N沈月香
合上《玄鸟:妇好传》的那一刻,我泪流满面,辗转难眠,叹不尽的钦佩与振奋,道不明的忿恨与不甘……
初识妇好,是两年前的夏天,在一票难抢的国家博物馆。国博展陈着来自全国各地的宝贝,其中商代展厅里那些已被锈蚀成青绿色,刻着精美图案或铭文的铜斝、铜爵、铜钺……还有简约而精美的玉凤佩、玉熊、腰佩宽柄器玉人……它们静静地躺在那里,为大家讲述着几千年前或刚烈、或温暖、亦或神秘的故事。当讲解员告诉我们,这里的文物多半来自三千多年前一位女子的墓时,“妇好”二字犹如刻在那件鸮尊内部的铭文,深深地印在了我的脑海中。
妇好是殷商中兴之主武丁的王后,还是中国历史上第一位有明确记载的女将军、女祭司。她不让须眉率军作战,曾统帅1.3万人去攻打羌方,商朝半数兵力在她的指挥下十日破敌二十寨;她善用战术机敏破局,在攻打土方时和武丁两路包抄夹击,在攻打巴方时利用地形伏击包围,过人的军事才能让一众部下自叹不如;她征战沙场九十多次,无一败绩,是让敌军闻风丧胆的女战神;她得其母亲真传心通神意,屡屡为风云跌宕的殷商王朝占卜吉凶。
指尖轻轻抚过书页,字里行间,我仿佛看见一身青铜甲胄的妇好手握双钺,迈着坚定而自信的步伐从战鼓擂动、尘土飞扬的战场上向我走来,穿越三千年的莞尔一笑,让那些我自小崇拜的中国古代巾帼英雄都黯然失色了不少。

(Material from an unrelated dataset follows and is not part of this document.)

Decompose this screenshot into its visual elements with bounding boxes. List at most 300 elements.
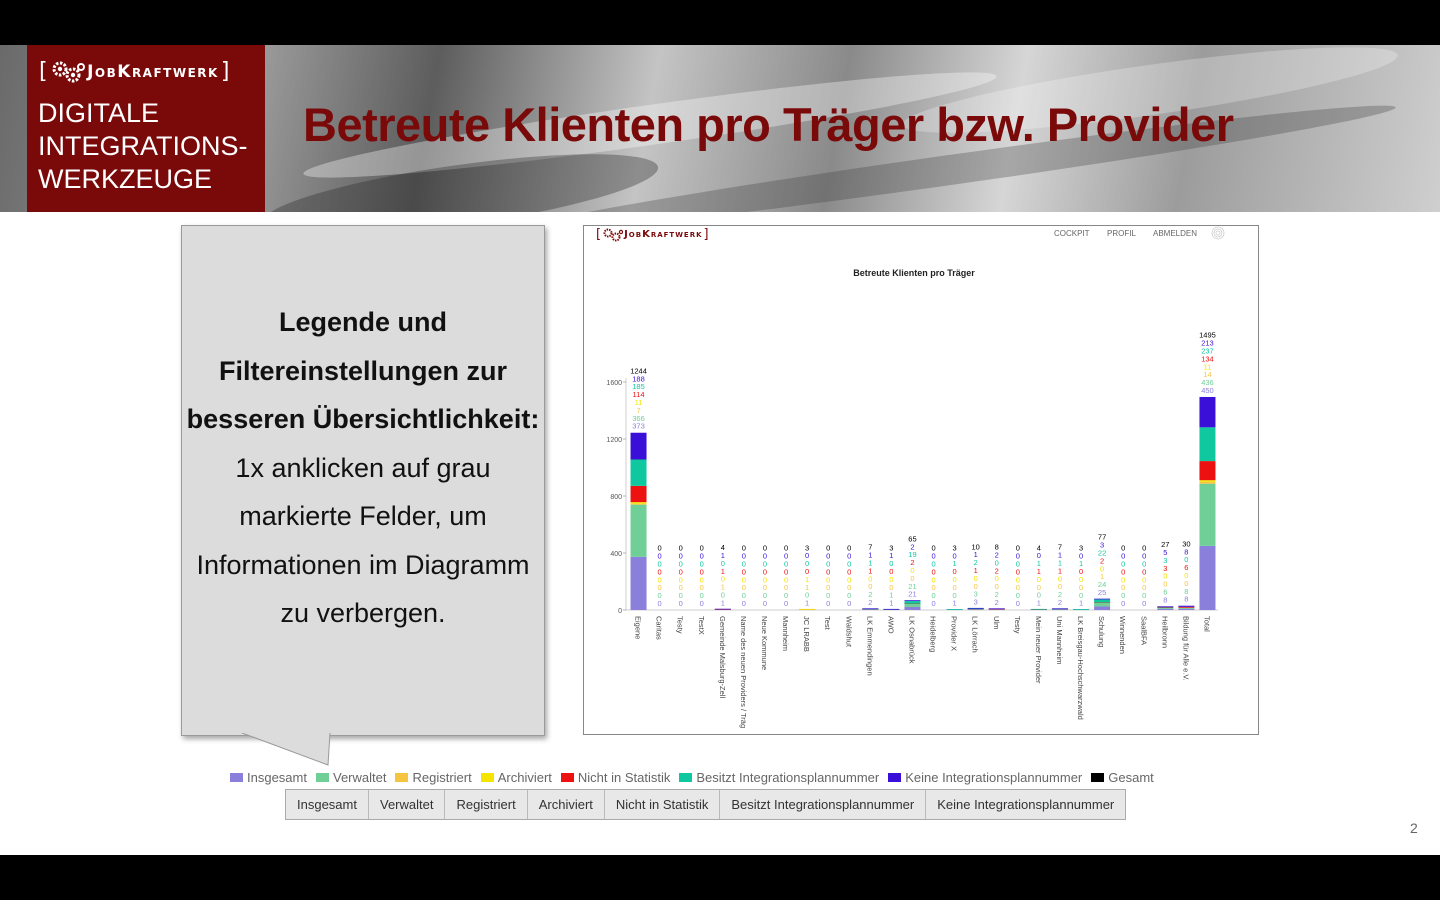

在殷墟出土的一万多片甲骨上,妇好的名字出现了两百多次,甚至比商朝许多国王的记载都多。它们记录着武丁与妇好之间的点滴,也见证了武丁对妇好真挚而深厚的情谊。妇好犹如一朵盛开的莲花,纯洁而优雅,绽放在商王武丁的内心深处。年少时的偶遇和悸动,妇好父母被害身亡、武丁隐忍夺回王位时的相互扶持,复兴商朝、开疆拓土时的并肩作战,面对家国友情两难选择时的爱恨纠葛……妇好母亲为女儿占的卜早已言明,妇好的命运注定与武丁捆绑在一起。
然而,即便驰骋疆场、血战四方,妇好还是深爱丈夫的妻子,是一心护佑朋友的凡人,所以,她终究无法理解商王身不由己地征战救命恩人的领地,也无法原谅武丁在被她冷落时另寻他欢。在一次次的冲突和失望之后,妇好离开王宫去到封地,度过了短暂的余生,不再见商王武丁一面……历史上,为商朝打下半壁江山的妇好只活了33岁,她的一生闪耀着辉煌的光芒,却也笼罩着难以言说的孤寂。如同小说的结尾,令人唏嘘。

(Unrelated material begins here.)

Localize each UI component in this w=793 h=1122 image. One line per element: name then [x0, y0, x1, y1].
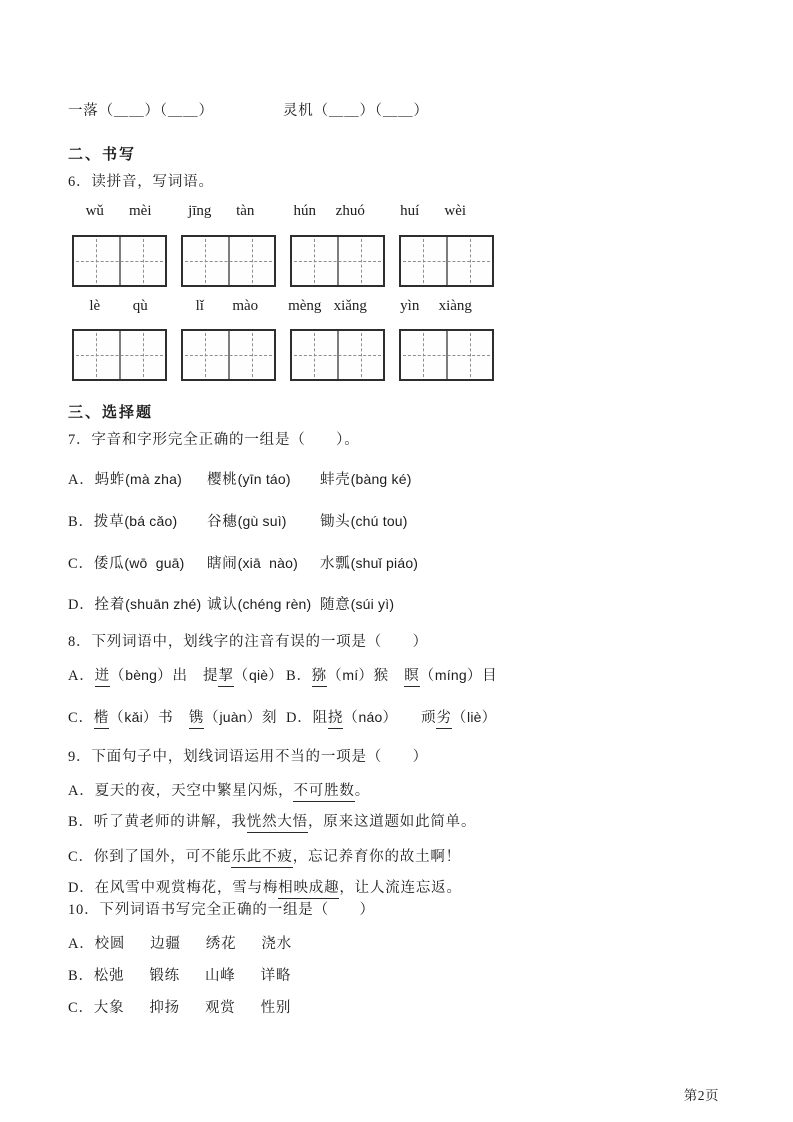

身为女子,每每阅读女性人物传记都会产生被震撼、被感动、被激励的惺惺相惜,妇好将女性的细腻感知与男性的果敢魄力融合为一。“敦煌女儿”樊锦诗,因为一腔爱,从青春到白头,守护了她的宿命,也守护了真实的历史。“燃灯校长”张桂梅,带着上千名大山女孩大喊:“我生来就是高山而非溪流,我欲于群峰之巅俯视平庸的沟壑。我生来就是人杰而非草芥,我站在伟人之肩藐视卑微的懦夫。”波澜壮阔、豪情万丈的誓词,更是千秋万代的女性宣言!